Главное, важное в этой книге – неотвратимое течение жизни, которая залечивает военные раны. Вот Боря едет в пионерский лагерь и видит их из окна поезда:

«Я снова смотрю вдаль из поезда. С высокой насыпи земля видна даже за горизонтом, и я сам теперь вижу, как много места повсюду занимала война. Мы едем уже час и два; дожди разбрелись из своей толпы и поодиночке поливают наши вагоны и рельсы, потом снова светит солнце среди облаков, а на всей дальней и ближней земле проплывают окопы, воронки в траве, ‟драконовы зубы”, колючая проволока – на всей, насколько видно, земле. Как же это возможно? Если бы сосчитать по порядку номеров всех солдат первомайского парада, и каждый из них занял бы один окоп или один блиндаж, это была бы капля в море. Откуда же взялось столько наших солдат, с какого такого парада, чтобы вырыть все эти окопы, построить блиндажи, надолбы и ‟драконовы зубы”, а потом сражаться, защищать их и снова наступать, вперёд, на врага: ‟Ура, в атаку, за мной!” И неужели, если б мы ехали дальше, до самого Берлина, то всюду были бы те же окопы, проволока и обломки танков, пушек и самолётов? Нет, это невозможно себе представить при помощи газет и фантазии, надо сесть в поезд и ехать и ехать, смотреть и смотреть. Как это непохоже на старинные войны, когда оба войска собирались в условленный день на одном Куликовом поле, русские громили своих врагов и потом снова могли спокойно жить и развивать во все стороны своё государство.

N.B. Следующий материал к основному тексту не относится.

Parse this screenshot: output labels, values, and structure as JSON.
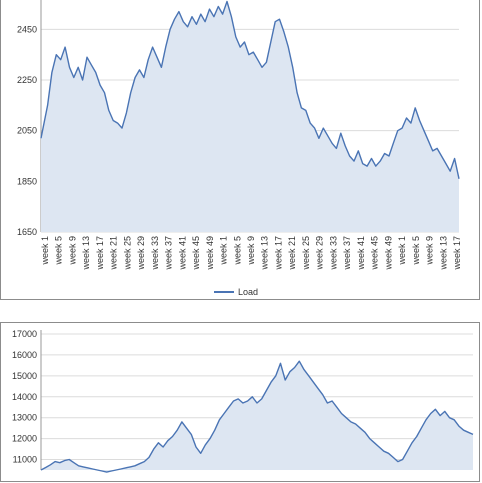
{
  "charts": [
    {
      "id": "top",
      "chart_data": {
        "type": "area",
        "ylim": [
          1650,
          2550
        ],
        "yticks": [
          1650,
          1850,
          2050,
          2250,
          2450
        ],
        "grid": true,
        "legend": "bottom",
        "series": [
          {
            "name": "Load",
            "color": "#4a74b4",
            "fill": "#dde6f2",
            "points": [
              [
                0,
                2020
              ],
              [
                3,
                2150
              ],
              [
                5,
                2280
              ],
              [
                7,
                2350
              ],
              [
                9,
                2330
              ],
              [
                11,
                2380
              ],
              [
                13,
                2300
              ],
              [
                15,
                2260
              ],
              [
                17,
                2300
              ],
              [
                19,
                2250
              ],
              [
                21,
                2340
              ],
              [
                23,
                2310
              ],
              [
                25,
                2280
              ],
              [
                27,
                2230
              ],
              [
                29,
                2200
              ],
              [
                31,
                2130
              ],
              [
                33,
                2090
              ],
              [
                35,
                2080
              ],
              [
                37,
                2060
              ],
              [
                39,
                2120
              ],
              [
                41,
                2200
              ],
              [
                43,
                2260
              ],
              [
                45,
                2290
              ],
              [
                47,
                2260
              ],
              [
                49,
                2330
              ],
              [
                51,
                2380
              ],
              [
                53,
                2340
              ],
              [
                55,
                2300
              ],
              [
                57,
                2380
              ],
              [
                59,
                2450
              ],
              [
                61,
                2490
              ],
              [
                63,
                2520
              ],
              [
                65,
                2480
              ],
              [
                67,
                2460
              ],
              [
                69,
                2500
              ],
              [
                71,
                2470
              ],
              [
                73,
                2510
              ],
              [
                75,
                2480
              ],
              [
                77,
                2530
              ],
              [
                79,
                2500
              ],
              [
                81,
                2540
              ],
              [
                83,
                2510
              ],
              [
                85,
                2560
              ],
              [
                87,
                2500
              ],
              [
                89,
                2420
              ],
              [
                91,
                2380
              ],
              [
                93,
                2400
              ],
              [
                95,
                2350
              ],
              [
                97,
                2360
              ],
              [
                99,
                2330
              ],
              [
                101,
                2300
              ],
              [
                103,
                2320
              ],
              [
                105,
                2400
              ],
              [
                107,
                2480
              ],
              [
                109,
                2490
              ],
              [
                111,
                2440
              ],
              [
                113,
                2380
              ],
              [
                115,
                2300
              ],
              [
                117,
                2200
              ],
              [
                119,
                2140
              ],
              [
                121,
                2130
              ],
              [
                123,
                2080
              ],
              [
                125,
                2060
              ],
              [
                127,
                2020
              ],
              [
                129,
                2060
              ],
              [
                131,
                2030
              ],
              [
                133,
                2000
              ],
              [
                135,
                1980
              ],
              [
                137,
                2040
              ],
              [
                139,
                1990
              ],
              [
                141,
                1950
              ],
              [
                143,
                1930
              ],
              [
                145,
                1970
              ],
              [
                147,
                1920
              ],
              [
                149,
                1910
              ],
              [
                151,
                1940
              ],
              [
                153,
                1910
              ],
              [
                155,
                1930
              ],
              [
                157,
                1960
              ],
              [
                159,
                1950
              ],
              [
                161,
                2000
              ],
              [
                163,
                2050
              ],
              [
                165,
                2060
              ],
              [
                167,
                2100
              ],
              [
                169,
                2080
              ],
              [
                171,
                2140
              ],
              [
                173,
                2090
              ],
              [
                175,
                2050
              ],
              [
                177,
                2010
              ],
              [
                179,
                1970
              ],
              [
                181,
                1980
              ],
              [
                183,
                1950
              ],
              [
                185,
                1920
              ],
              [
                187,
                1890
              ],
              [
                189,
                1940
              ],
              [
                191,
                1860
              ]
            ]
          }
        ],
        "x_categories": [
          "week 1",
          "week 5",
          "week 9",
          "week 13",
          "week 17",
          "week 21",
          "week 25",
          "week 29",
          "week 33",
          "week 37",
          "week 41",
          "week 45",
          "week 49",
          "week 1",
          "week 5",
          "week 9",
          "week 13",
          "week 17",
          "week 21",
          "week 25",
          "week 29",
          "week 33",
          "week 37",
          "week 41",
          "week 45",
          "week 49",
          "week 1",
          "week 5",
          "week 9",
          "week 13",
          "week 17"
        ]
      }
    },
    {
      "id": "bottom",
      "chart_data": {
        "type": "area",
        "ylim": [
          10500,
          17000
        ],
        "yticks": [
          11000,
          12000,
          13000,
          14000,
          15000,
          16000,
          17000
        ],
        "grid": true,
        "series": [
          {
            "color": "#4a74b4",
            "fill": "#dde6f2",
            "points": [
              [
                0,
                10500
              ],
              [
                2,
                10620
              ],
              [
                4,
                10750
              ],
              [
                6,
                10900
              ],
              [
                8,
                10850
              ],
              [
                10,
                10950
              ],
              [
                12,
                11000
              ],
              [
                14,
                10850
              ],
              [
                16,
                10700
              ],
              [
                18,
                10650
              ],
              [
                20,
                10600
              ],
              [
                22,
                10550
              ],
              [
                24,
                10500
              ],
              [
                26,
                10450
              ],
              [
                28,
                10400
              ],
              [
                30,
                10450
              ],
              [
                32,
                10500
              ],
              [
                34,
                10550
              ],
              [
                36,
                10600
              ],
              [
                38,
                10650
              ],
              [
                40,
                10700
              ],
              [
                42,
                10800
              ],
              [
                44,
                10900
              ],
              [
                46,
                11100
              ],
              [
                48,
                11500
              ],
              [
                50,
                11800
              ],
              [
                52,
                11600
              ],
              [
                54,
                11900
              ],
              [
                56,
                12100
              ],
              [
                58,
                12400
              ],
              [
                60,
                12800
              ],
              [
                62,
                12500
              ],
              [
                64,
                12200
              ],
              [
                66,
                11600
              ],
              [
                68,
                11300
              ],
              [
                70,
                11700
              ],
              [
                72,
                12000
              ],
              [
                74,
                12400
              ],
              [
                76,
                12900
              ],
              [
                78,
                13200
              ],
              [
                80,
                13500
              ],
              [
                82,
                13800
              ],
              [
                84,
                13900
              ],
              [
                86,
                13700
              ],
              [
                88,
                13800
              ],
              [
                90,
                14000
              ],
              [
                92,
                13700
              ],
              [
                94,
                13900
              ],
              [
                96,
                14300
              ],
              [
                98,
                14700
              ],
              [
                100,
                15000
              ],
              [
                102,
                15600
              ],
              [
                104,
                14800
              ],
              [
                106,
                15200
              ],
              [
                108,
                15400
              ],
              [
                110,
                15700
              ],
              [
                112,
                15300
              ],
              [
                114,
                15000
              ],
              [
                116,
                14700
              ],
              [
                118,
                14400
              ],
              [
                120,
                14100
              ],
              [
                122,
                13700
              ],
              [
                124,
                13800
              ],
              [
                126,
                13500
              ],
              [
                128,
                13200
              ],
              [
                130,
                13000
              ],
              [
                132,
                12800
              ],
              [
                134,
                12700
              ],
              [
                136,
                12500
              ],
              [
                138,
                12300
              ],
              [
                140,
                12000
              ],
              [
                142,
                11800
              ],
              [
                144,
                11600
              ],
              [
                146,
                11400
              ],
              [
                148,
                11300
              ],
              [
                150,
                11100
              ],
              [
                152,
                10900
              ],
              [
                154,
                11000
              ],
              [
                156,
                11400
              ],
              [
                158,
                11800
              ],
              [
                160,
                12100
              ],
              [
                162,
                12500
              ],
              [
                164,
                12900
              ],
              [
                166,
                13200
              ],
              [
                168,
                13400
              ],
              [
                170,
                13100
              ],
              [
                172,
                13300
              ],
              [
                174,
                13000
              ],
              [
                176,
                12900
              ],
              [
                178,
                12600
              ],
              [
                180,
                12400
              ],
              [
                182,
                12300
              ],
              [
                184,
                12200
              ]
            ]
          }
        ]
      }
    }
  ]
}
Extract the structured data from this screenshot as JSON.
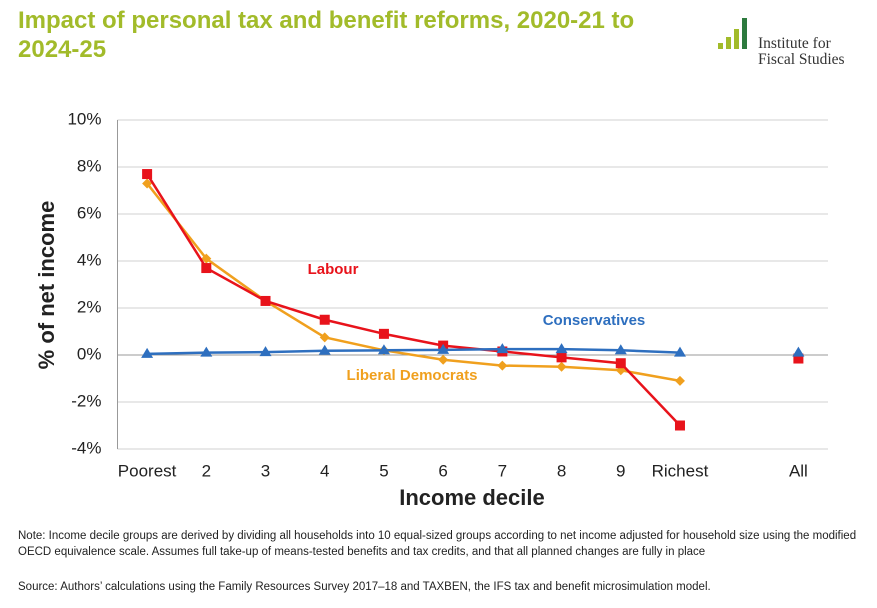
{
  "logo": {
    "lines": [
      "Institute for",
      "Fiscal Studies"
    ]
  },
  "chart_data": {
    "type": "line",
    "title": "Impact of personal tax and benefit reforms, 2020-21 to 2024-25",
    "y_label": "% of net income",
    "x_label": "Income decile",
    "categories": [
      "Poorest",
      "2",
      "3",
      "4",
      "5",
      "6",
      "7",
      "8",
      "9",
      "Richest",
      null,
      "All"
    ],
    "series": [
      {
        "name": "Liberal Democrats",
        "color": "#f0a01e",
        "marker": "diamond",
        "values": [
          7.3,
          4.1,
          2.3,
          0.75,
          0.2,
          -0.2,
          -0.45,
          -0.5,
          -0.65,
          -1.1,
          null,
          null
        ]
      },
      {
        "name": "Labour",
        "color": "#e8131b",
        "marker": "square",
        "values": [
          7.7,
          3.7,
          2.3,
          1.5,
          0.9,
          0.4,
          0.15,
          -0.1,
          -0.35,
          -3.0,
          null,
          -0.15
        ]
      },
      {
        "name": "Conservatives",
        "color": "#2e6fbf",
        "marker": "triangle",
        "values": [
          0.05,
          0.1,
          0.12,
          0.18,
          0.2,
          0.22,
          0.25,
          0.25,
          0.2,
          0.1,
          null,
          0.1
        ]
      }
    ],
    "ylim": [
      -4,
      10
    ],
    "yticks": [
      {
        "value": -4,
        "label": "-4%"
      },
      {
        "value": -2,
        "label": "-2%"
      },
      {
        "value": 0,
        "label": "0%"
      },
      {
        "value": 2,
        "label": "2%"
      },
      {
        "value": 4,
        "label": "4%"
      },
      {
        "value": 6,
        "label": "6%"
      },
      {
        "value": 8,
        "label": "8%"
      },
      {
        "value": 10,
        "label": "10%"
      }
    ],
    "grid": true,
    "note": "Note: Income decile groups are derived by dividing all households into 10 equal-sized groups according to net income adjusted for household size using the modified OECD equivalence scale. Assumes full take-up of means-tested benefits and tax credits, and that all planned changes are fully in place",
    "source": "Source: Authors’ calculations using the Family Resources Survey 2017–18 and TAXBEN, the IFS tax and benefit microsimulation model."
  }
}
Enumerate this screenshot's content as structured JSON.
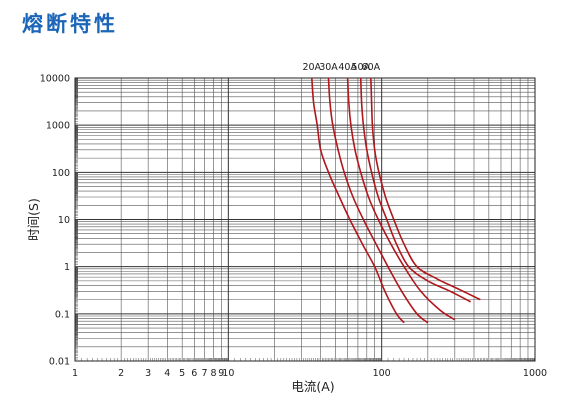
{
  "page": {
    "title": "熔断特性",
    "title_color": "#1b66b8"
  },
  "chart_data": {
    "type": "line",
    "title": "熔断特性",
    "xlabel": "电流(A)",
    "ylabel": "时间(S)",
    "x_scale": "log",
    "y_scale": "log",
    "xlim": [
      1,
      1000
    ],
    "ylim": [
      0.01,
      10000
    ],
    "grid": true,
    "x_ticks": [
      {
        "value": 1,
        "label": "1"
      },
      {
        "value": 2,
        "label": "2"
      },
      {
        "value": 3,
        "label": "3"
      },
      {
        "value": 4,
        "label": "4"
      },
      {
        "value": 5,
        "label": "5"
      },
      {
        "value": 6,
        "label": "6"
      },
      {
        "value": 7,
        "label": "7"
      },
      {
        "value": 8,
        "label": "8"
      },
      {
        "value": 9,
        "label": "9"
      },
      {
        "value": 10,
        "label": "10"
      },
      {
        "value": 100,
        "label": "100"
      },
      {
        "value": 1000,
        "label": "1000"
      }
    ],
    "y_ticks": [
      {
        "value": 0.01,
        "label": "0.01"
      },
      {
        "value": 0.1,
        "label": "0.1"
      },
      {
        "value": 1,
        "label": "1"
      },
      {
        "value": 10,
        "label": "10"
      },
      {
        "value": 100,
        "label": "100"
      },
      {
        "value": 1000,
        "label": "1000"
      },
      {
        "value": 10000,
        "label": "10000"
      }
    ],
    "line_color": "#b0161c",
    "series": [
      {
        "name": "20A",
        "points": [
          [
            35,
            10000
          ],
          [
            36,
            3000
          ],
          [
            38,
            1000
          ],
          [
            40,
            300
          ],
          [
            45,
            100
          ],
          [
            53,
            30
          ],
          [
            62,
            10
          ],
          [
            75,
            3
          ],
          [
            90,
            1
          ],
          [
            105,
            0.3
          ],
          [
            125,
            0.1
          ],
          [
            140,
            0.065
          ]
        ]
      },
      {
        "name": "30A",
        "points": [
          [
            45,
            10000
          ],
          [
            46,
            3000
          ],
          [
            48,
            1000
          ],
          [
            52,
            300
          ],
          [
            57,
            100
          ],
          [
            65,
            30
          ],
          [
            76,
            10
          ],
          [
            92,
            3
          ],
          [
            110,
            1
          ],
          [
            135,
            0.3
          ],
          [
            170,
            0.1
          ],
          [
            200,
            0.065
          ]
        ]
      },
      {
        "name": "40A",
        "points": [
          [
            60,
            10000
          ],
          [
            61,
            3000
          ],
          [
            63,
            1000
          ],
          [
            67,
            300
          ],
          [
            73,
            100
          ],
          [
            82,
            30
          ],
          [
            95,
            10
          ],
          [
            115,
            3
          ],
          [
            140,
            1
          ],
          [
            180,
            0.3
          ],
          [
            240,
            0.12
          ],
          [
            300,
            0.075
          ]
        ]
      },
      {
        "name": "50A",
        "points": [
          [
            73,
            10000
          ],
          [
            74,
            3000
          ],
          [
            76,
            1000
          ],
          [
            80,
            300
          ],
          [
            86,
            100
          ],
          [
            95,
            30
          ],
          [
            108,
            10
          ],
          [
            125,
            3
          ],
          [
            150,
            1
          ],
          [
            200,
            0.5
          ],
          [
            280,
            0.3
          ],
          [
            380,
            0.18
          ]
        ]
      },
      {
        "name": "60A",
        "points": [
          [
            85,
            10000
          ],
          [
            86,
            3000
          ],
          [
            87,
            1000
          ],
          [
            90,
            300
          ],
          [
            96,
            100
          ],
          [
            106,
            30
          ],
          [
            120,
            10
          ],
          [
            140,
            3
          ],
          [
            170,
            1
          ],
          [
            230,
            0.55
          ],
          [
            320,
            0.33
          ],
          [
            440,
            0.2
          ]
        ]
      }
    ]
  }
}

Я впервые из поезда понял, какая она была огромная, эта война, какая отечественная».

А после лагеря жизнь меняется. Вот-вот вернётся из-за границы, с военной службы, отец, и дом напротив достроен, и в школе становится всё интереснее. Особенно тепло звучат слова об учителе физики – человеке, который заразил мальчишек, особенно Борю, любовью к своему предмету.

«Я чувствовал трепет и восхищение, и дух у меня тоже захватывало; когда он говорил, никто в классе не мог слушать его равнодушно. На вид он был совсем неинтересный, старенький и невысокий, как раз подходящий для того, чтобы с ним не считаться и делать что хочешь, но это только на вид. Мне бы и в голову не пришло на его уроках болтать, или читать из-под парты, или даже думать про что-нибудь другое, кроме физики: он заставлял слушать себя и смотреть не отрываясь, как в бинокль».

«За дальним поворотом» и «Таврический сад» – повести для читателей от 12–14 лет

Течение жизни и взросление меняют главного героя. Появляются серьёзные увлечения, уходят ребячьи мечты и намечается крепкая, настоящая дружба. Остаётся лишь Таврический сад, в который заказан вход тем, кто не состоит в банде Сморыги. Но однажды наступает тот самый момент, когда Боре приходится (не потому что заставили, а потому что сам не смог иначе) набраться решимости и шагнуть за кованую решётку…

***

«За дальним поворотом» и «Таврический сад» – повести для читателей от 12–14 лет. Их нельзя отнести к той категории юношеской литературы, от которой «не оторваться»: лихо закрученный сюжет, опасные приключения и неожиданные развязки – вещи, имеющие отношение к иному роду литературы. Но если ребёнок всё-таки прочитает эти повести, он будет иметь нешаблонное, живое представление о жизни ребят в послевоенном Ленинграде, о быте, радостях и горестях своих сверстников. Почувствует их сердцем – а это порой становится самым важным свидетельством ушедшей эпохи.